Spirituality

When I speak of spirituality, I am addressing the whole underpinning of our life that creates connection, aliveness, meaning. I am not exploring what one might call religious concerns in the customary sense.

Spirituality is the how of our life, the experiencing of it. It is not a noun, not something one can purchase at the store or be given from the pulpit. It is the ever widening stream of awareness that reframes for us the story we are living, while we are living it. It is how we understand ourselves as part of a larger story, a larger reality.

Spirituality is not about making us feel comfortable or providing answers and rules we can follow to make us feel safe, but is always stretching us, obliging us to grow and experience the edge of something just beyond our grasp. It invites us to outgrow ourselves and our normal ways of seeing things.

It is a dialogue, an open ended conversation with an other that is always going on at the core of us. It springs from our depths and from beyond our depths, an ever widening circle that spirals around a center, an other. We experience something profound going on; we realize we have unexpectedly bumped into the holy, the numinous, the deepest realm of experience. Everything takes on a voice and speaks to us.

Spirituality is more about aliveness than about truth. It is something we experience, not something we know. Life becomes more interesting, becomes an “I-Thou” encounter that invites us to a deeper connection with all living things — with nature, with the earth, with our relationships, with the ever-broadening creative process that blows away our narrow expectations.

It is authentically personal, created out of our own metaphors or experiences of what constitutes the sacred for us. No one can craft or tell or judge another’s spirituality. It has to resonate within us personally or it does not impact the way we live our life. It has to address us in our own imaginative and emotional language, in our own personal experience. It is the way we integrate, incorporate pieces of ourselves we are not yet aware of and yet know on an intuitive, felt level. It is the lens through which we see what lies behind the reality before us.

Spirituality seeks us out in both the lit places and the dark places of life. If we wait upon the darkness of any experience to speak, it will reveal itself to us, eventually, in its own language. Darkness holds the light. Light holds the darkness. Spirituality is stepping beyond dualistic thinking, dualistic living. It is in the knowing and in the not knowing that we open ourselves to what lies just beyond our conscious grasp. It is an embrace of the divinity of our essence and the humanity of our circumstance.

Our spirituality does not do away with the fear of being wounded. It reframes, penetrates, and offers a way through the wound, so that the ordinary, everyday woundings we encounter become openings into deeper consciousness. We may still fear being wounded — as the particular hurt of it is yet unknown — but we move into a place where we no longer fear the wound itself. The wound becomes, for us, revelatory of a deeper way of living: We are all one, all connected in the ongoing process of life’s becoming, all bound together in trying to unleash the creative potential in our human nature.

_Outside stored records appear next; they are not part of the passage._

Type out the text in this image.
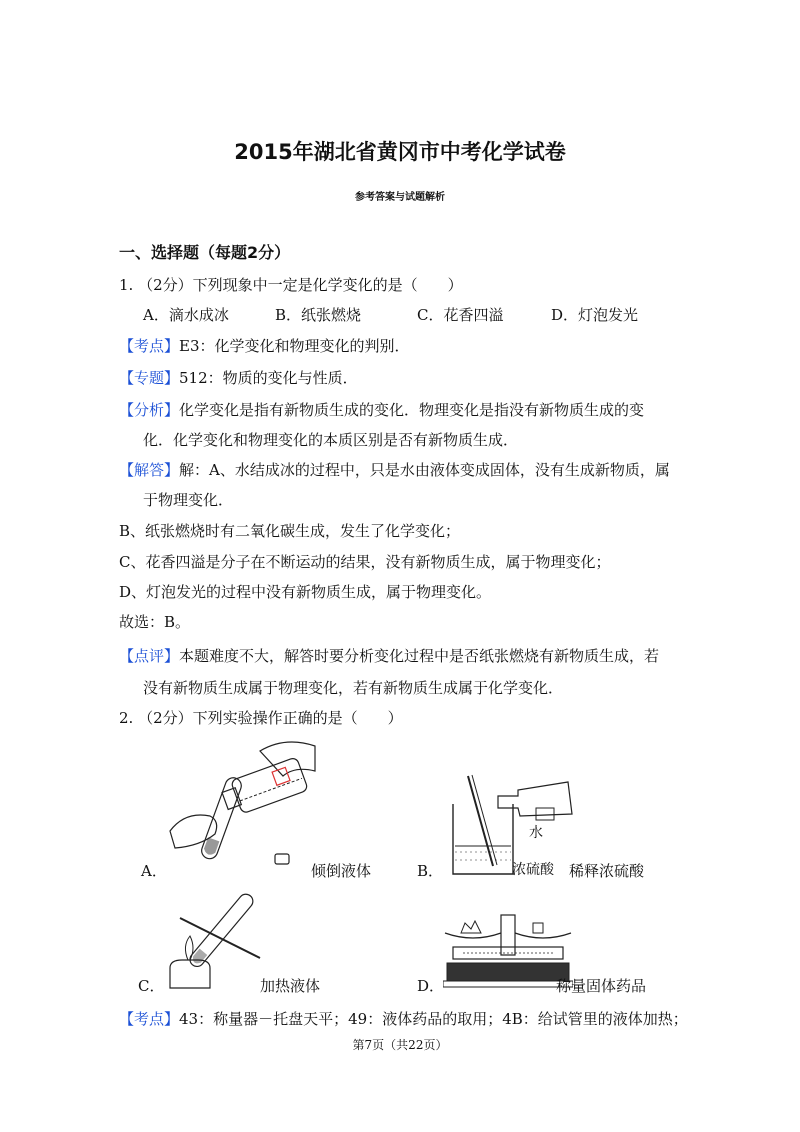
2015年湖北省黄冈市中考化学试卷
参考答案与试题解析
一、选择题（每题2分）
1. （2分）下列现象中一定是化学变化的是（　　）
A．滴水成冰	B．纸张燃烧	C．花香四溢	D．灯泡发光
【考点】E3：化学变化和物理变化的判别．
【专题】512：物质的变化与性质．
【分析】化学变化是指有新物质生成的变化．物理变化是指没有新物质生成的变
化．化学变化和物理变化的本质区别是否有新物质生成．
【解答】解：A、水结成冰的过程中，只是水由液体变成固体，没有生成新物质，属
于物理变化．
B、纸张燃烧时有二氧化碳生成，发生了化学变化；
C、花香四溢是分子在不断运动的结果，没有新物质生成，属于物理变化；
D、灯泡发光的过程中没有新物质生成，属于物理变化。
故选：B。
【点评】本题难度不大，解答时要分析变化过程中是否纸张燃烧有新物质生成，若
没有新物质生成属于物理变化，若有新物质生成属于化学变化．
2. （2分）下列实验操作正确的是（　　）
A．	倾倒液体
水
浓硫酸
B．	稀释浓硫酸
C．	加热液体	D．	称量固体药品
【考点】43：称量器－托盘天平；49：液体药品的取用；4B：给试管里的液体加热；
第7页（共22页）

Spirituality arises from our center, our personal center, a center that stretches back to that eternal Center from which all life as we know it came. We come to know ourselves in our deepest sense and that our greatest asset is that we share a connection with all living things. All things are living, alive with the sacred energy from which it sprang.

The articles offered at this site run the gamut of experience, addressing spirituality in a kaleidoscope of ways. I hope one of these ways speak to you.